TIJUANA, Mexico - Prosecutors in the Mexican state of Baja California said Mexican police freed a San Diego college student who was kidnapped last week near the border.

Assistant state prosecutor Fermin Gomez said the 21-year-old woman was found in a closet in the border city of Tijuana on Saturday, after a suspect was detained by U.S. authorities in San Diego. Gomez said Monday the suspect told police where to find the woman, whose name was not released. She was found bound, gagged and beaten, and two other suspects were arrested.

The woman, a psychology student at the University of San Diego, is a dual citizen of the U.S. and Mexico, according to Gomez. She met her kidnappers at a Tijuana nightclub, Mexican police said. Three men in hoods snatched the woman from her car Wednesday evening near the San Ysidro border crossing as she headed back to San Diego. They forced her into the trunk of a 1998 Grand Am sedan with California license plates, Mexican authorities said.

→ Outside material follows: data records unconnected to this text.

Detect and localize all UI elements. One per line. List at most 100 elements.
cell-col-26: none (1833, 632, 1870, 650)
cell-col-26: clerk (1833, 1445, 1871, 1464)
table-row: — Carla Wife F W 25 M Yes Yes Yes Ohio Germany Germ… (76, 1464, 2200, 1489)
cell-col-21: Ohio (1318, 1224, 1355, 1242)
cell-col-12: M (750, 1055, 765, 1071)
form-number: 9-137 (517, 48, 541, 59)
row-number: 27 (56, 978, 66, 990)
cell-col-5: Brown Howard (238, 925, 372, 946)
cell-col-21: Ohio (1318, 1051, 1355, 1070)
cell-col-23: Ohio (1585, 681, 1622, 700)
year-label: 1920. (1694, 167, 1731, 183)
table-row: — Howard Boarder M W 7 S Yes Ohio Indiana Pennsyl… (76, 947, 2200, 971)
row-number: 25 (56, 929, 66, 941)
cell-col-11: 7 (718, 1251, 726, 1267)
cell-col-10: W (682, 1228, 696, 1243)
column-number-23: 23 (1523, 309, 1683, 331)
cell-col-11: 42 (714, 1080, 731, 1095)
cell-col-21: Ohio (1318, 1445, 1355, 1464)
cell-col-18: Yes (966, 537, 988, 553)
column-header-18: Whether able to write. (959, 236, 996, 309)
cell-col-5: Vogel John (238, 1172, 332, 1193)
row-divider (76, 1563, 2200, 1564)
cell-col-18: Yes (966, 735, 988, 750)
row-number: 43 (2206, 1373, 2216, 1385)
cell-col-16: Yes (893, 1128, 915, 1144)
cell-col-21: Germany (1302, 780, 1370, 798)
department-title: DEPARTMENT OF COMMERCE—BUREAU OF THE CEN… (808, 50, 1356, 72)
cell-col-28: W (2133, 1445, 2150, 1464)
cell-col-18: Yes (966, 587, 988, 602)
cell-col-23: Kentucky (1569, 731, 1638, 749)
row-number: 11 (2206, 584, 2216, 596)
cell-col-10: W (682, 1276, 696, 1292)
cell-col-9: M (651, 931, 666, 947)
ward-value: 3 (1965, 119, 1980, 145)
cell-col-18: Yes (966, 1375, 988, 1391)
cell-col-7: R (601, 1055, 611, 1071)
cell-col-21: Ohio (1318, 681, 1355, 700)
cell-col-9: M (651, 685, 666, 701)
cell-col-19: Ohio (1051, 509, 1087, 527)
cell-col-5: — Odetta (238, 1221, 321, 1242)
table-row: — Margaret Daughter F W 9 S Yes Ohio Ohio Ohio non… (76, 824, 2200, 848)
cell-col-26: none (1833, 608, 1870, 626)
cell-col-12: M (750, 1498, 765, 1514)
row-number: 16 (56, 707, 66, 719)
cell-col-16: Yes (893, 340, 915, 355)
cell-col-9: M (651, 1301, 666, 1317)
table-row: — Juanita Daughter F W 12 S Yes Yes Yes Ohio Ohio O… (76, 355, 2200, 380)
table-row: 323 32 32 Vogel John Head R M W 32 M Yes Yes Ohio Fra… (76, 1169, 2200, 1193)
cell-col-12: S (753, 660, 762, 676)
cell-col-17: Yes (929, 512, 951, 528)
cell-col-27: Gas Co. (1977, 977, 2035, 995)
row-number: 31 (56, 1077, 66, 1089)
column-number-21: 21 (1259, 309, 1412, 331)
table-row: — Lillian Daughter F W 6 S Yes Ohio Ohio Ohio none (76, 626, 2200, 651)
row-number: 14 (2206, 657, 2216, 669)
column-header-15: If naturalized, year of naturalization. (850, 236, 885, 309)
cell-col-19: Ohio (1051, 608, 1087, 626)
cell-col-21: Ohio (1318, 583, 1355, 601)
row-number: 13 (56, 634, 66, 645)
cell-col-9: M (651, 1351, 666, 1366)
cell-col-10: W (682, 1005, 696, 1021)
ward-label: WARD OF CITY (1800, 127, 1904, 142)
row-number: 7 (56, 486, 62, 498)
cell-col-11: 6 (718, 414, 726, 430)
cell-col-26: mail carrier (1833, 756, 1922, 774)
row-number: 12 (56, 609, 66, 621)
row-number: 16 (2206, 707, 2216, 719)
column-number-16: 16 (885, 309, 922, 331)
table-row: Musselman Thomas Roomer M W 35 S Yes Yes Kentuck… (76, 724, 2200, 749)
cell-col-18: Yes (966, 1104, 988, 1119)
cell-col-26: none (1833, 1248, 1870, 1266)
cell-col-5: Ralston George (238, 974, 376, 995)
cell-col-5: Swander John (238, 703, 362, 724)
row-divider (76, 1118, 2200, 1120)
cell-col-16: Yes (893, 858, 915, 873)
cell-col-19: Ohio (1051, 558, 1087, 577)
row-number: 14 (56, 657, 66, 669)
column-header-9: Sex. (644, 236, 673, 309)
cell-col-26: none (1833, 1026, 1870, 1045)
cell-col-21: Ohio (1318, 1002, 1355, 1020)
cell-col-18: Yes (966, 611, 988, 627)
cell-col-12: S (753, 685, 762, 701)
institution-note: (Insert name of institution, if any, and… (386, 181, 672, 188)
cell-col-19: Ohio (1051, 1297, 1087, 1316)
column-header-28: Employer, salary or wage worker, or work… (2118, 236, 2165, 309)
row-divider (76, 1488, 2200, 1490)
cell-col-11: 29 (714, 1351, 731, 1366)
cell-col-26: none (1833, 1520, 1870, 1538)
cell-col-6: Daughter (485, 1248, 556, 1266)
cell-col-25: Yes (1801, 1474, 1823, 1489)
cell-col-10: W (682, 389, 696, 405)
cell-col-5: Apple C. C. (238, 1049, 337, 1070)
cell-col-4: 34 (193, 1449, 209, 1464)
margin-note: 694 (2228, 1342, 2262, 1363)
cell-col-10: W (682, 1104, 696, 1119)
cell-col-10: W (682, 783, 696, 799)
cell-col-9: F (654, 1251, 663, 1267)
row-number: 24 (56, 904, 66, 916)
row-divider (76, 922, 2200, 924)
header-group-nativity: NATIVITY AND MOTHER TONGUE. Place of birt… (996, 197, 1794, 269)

The kidnappers contacted the student's family, demanding a $200,000 ransom, Gomez said. They threatened to kill her if they weren't paid or if the family contacted police, he said.

The family contacted the FBI despite the threat.

"This young woman who was a U.S. Citizen was down there and prior to her crossing back over to the border she was abducted," said FBI Special Agent, Darrell Foxworth.

A break in the case happened Friday, when police arrested Eric Brando- Pulido-Muzquiz in Chula Vista on cocaine charges, Gomez said. He told the FBI where the woman was being held in Tijuana and gave them detailed information on the car they had used to transport her.

Mexican detectives went to the house, liberated the young woman and arrested Mario Vargas Alvarez and Bruno Ivan Diaz Andrade. Mexican authorities are trying to determine if the suspects have links to organized crime.

"We do know that she is alive and she's healthy so that's good," said Foxworth.